Lorsque Zine El Abidine Ben Ali a pris le pouvoir une approche similaire de féminisme d’État s’est poursuivie. Ainsi, en 1993, il a aboli une partie du Code relative au devoir d’obéissance de l’épouse envers son mari.

Ben Ali a également révisé le Code de la nationalité, permettant ainsi aux mères tunisiennes de transmettre leur nationalité aux enfants nés hors de Tunisie, quelle que soit la nationalité du père. Cette mesure était également sans précédent dans les pays à majorité arabo-musulmane de l’époque.

La réforme de 1993 a également accordé la tutelle automatique des enfants à la mère en cas de divorce. Toutefois, elle n’a pas modifié le statut de la mère dans l’institution familiale, le mari étant toujours considéré comme le « chef ». Une fois de plus, les politiques de l’État à l’égard des femmes étaient limitées.

Une méfiance vivace

La méfiance envers le féminisme (d’État) s’est poursuivie jusqu’à aujourd’hui, affirme Jyhene Kebsi, lauréate de plusieurs prix et récompenses, dont le Fulbright .

En effet, le féminisme d’État s’est historiquement appuyé sur la sécularisation de différents aspects de la société tunisienne. Cependant, la religion est restée une partie importante de la vie de la population, notamment dans son approche de l’égalité des sexes, de la famille et des libertés civiles. En outre, certaines des stratégies de sécularisation introduites au cours des dernières décennies ont aliéné la population locale, notamment l’interdiction du voile.

L’opposition aux changements concernant la loi sur l’héritage dans la Tunisie post-révolutionnaire peut donc être comprise dans le même cadre, à savoir la crainte des traditionalistes de perdre ce qu’ils perçoivent comme leurs racines musulmanes, et un leadership répressif.

Sans compter que le retour de nombreux hommes et femmes tunisiens aux valeurs conservatrices, et leur récupération de leur identité arabo-islamique « authentique » dans la Tunisie post-révolutionnaire, lie fortement les féministes tunisiennes et les mouvements féministes de base au néo-colonialisme français. Cela a été particulièrement le cas suite à la demande d’égalité d’héritage.

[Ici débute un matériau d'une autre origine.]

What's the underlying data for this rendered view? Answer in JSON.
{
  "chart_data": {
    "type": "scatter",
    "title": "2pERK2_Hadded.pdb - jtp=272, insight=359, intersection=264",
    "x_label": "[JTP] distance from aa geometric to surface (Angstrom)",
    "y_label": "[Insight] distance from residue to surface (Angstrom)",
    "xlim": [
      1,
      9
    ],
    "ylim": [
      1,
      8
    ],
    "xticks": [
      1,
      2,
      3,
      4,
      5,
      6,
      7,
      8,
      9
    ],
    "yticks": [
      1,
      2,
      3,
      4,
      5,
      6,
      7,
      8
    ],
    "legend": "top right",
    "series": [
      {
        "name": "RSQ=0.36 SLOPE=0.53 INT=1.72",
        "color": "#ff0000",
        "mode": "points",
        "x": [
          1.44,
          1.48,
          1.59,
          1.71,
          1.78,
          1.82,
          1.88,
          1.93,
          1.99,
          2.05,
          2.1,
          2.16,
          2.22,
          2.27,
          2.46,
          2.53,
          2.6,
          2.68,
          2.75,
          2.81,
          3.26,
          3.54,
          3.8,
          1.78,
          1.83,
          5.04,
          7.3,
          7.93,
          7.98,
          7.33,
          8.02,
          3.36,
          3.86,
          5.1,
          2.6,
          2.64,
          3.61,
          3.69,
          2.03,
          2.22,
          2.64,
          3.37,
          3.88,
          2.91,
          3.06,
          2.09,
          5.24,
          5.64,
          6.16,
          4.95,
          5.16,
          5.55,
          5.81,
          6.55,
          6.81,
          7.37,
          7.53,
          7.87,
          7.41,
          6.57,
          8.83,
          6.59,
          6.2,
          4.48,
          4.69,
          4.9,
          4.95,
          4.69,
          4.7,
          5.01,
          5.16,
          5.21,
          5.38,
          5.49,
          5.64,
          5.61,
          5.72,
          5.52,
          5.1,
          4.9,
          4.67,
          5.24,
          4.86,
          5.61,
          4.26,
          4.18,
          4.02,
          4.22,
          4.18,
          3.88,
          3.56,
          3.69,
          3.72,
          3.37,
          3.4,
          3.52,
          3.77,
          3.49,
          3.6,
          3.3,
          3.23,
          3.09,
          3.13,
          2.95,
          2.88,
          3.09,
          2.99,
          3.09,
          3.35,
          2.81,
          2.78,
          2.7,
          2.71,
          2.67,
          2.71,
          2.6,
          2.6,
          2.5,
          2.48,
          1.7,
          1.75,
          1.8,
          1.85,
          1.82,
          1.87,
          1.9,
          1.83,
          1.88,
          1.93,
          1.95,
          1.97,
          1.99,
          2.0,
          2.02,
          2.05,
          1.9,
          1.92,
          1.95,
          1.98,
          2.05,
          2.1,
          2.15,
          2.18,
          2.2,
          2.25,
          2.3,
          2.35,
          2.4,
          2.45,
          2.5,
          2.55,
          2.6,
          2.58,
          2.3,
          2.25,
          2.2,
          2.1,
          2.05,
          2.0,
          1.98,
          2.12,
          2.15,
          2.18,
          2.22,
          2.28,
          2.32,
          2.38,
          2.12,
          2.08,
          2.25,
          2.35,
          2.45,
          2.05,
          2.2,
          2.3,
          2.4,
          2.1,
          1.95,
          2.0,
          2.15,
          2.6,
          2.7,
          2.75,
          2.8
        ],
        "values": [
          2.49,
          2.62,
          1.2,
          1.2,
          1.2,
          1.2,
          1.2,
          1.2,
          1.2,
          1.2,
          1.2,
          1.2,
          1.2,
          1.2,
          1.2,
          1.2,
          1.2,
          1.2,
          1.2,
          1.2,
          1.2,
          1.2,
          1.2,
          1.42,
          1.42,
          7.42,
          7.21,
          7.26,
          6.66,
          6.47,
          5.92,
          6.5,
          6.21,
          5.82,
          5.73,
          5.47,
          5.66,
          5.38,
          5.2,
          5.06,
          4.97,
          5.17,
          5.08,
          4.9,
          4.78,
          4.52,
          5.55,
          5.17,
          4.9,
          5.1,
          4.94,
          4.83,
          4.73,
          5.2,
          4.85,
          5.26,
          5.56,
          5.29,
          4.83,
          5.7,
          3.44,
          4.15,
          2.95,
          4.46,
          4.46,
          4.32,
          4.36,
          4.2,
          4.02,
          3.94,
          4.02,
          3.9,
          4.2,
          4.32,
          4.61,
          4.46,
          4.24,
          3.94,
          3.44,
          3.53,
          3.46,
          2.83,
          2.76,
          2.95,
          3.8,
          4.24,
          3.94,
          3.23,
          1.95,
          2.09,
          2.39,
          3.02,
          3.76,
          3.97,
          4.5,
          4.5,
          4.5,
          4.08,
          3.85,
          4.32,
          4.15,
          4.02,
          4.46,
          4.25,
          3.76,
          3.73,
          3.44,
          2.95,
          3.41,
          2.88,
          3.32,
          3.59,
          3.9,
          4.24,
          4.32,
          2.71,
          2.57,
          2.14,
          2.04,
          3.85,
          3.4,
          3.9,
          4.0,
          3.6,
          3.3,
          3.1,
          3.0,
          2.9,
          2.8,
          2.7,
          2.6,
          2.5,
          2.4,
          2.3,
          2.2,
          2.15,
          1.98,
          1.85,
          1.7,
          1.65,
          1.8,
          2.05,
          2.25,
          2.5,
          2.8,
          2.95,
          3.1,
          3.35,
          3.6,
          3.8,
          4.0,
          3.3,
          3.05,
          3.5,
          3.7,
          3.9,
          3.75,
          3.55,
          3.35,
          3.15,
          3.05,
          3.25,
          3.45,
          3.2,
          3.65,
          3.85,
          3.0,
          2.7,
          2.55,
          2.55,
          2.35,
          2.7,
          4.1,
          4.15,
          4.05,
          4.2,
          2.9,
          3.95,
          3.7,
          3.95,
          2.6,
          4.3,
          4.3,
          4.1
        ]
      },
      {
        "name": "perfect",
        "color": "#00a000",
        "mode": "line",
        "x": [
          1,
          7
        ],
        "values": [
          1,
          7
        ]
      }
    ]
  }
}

Des manifestations ont été organisées contre l’égalité de l’héritage, ce qui indique que de nombreuses femmes tunisiennes rejettent le féminisme laïc et étatique en faveur d’une conception islamique du statut des femmes dans la société et l’institution familiale.

Tout ceci reflète finalement la complexité de la politique de genre dans la Tunisie post-révolutionnaire qui, malgré de nombreux changements au cours des décennies, reste marquée par des lois d’héritage inégales envers les femmes, conclut l’universitaire.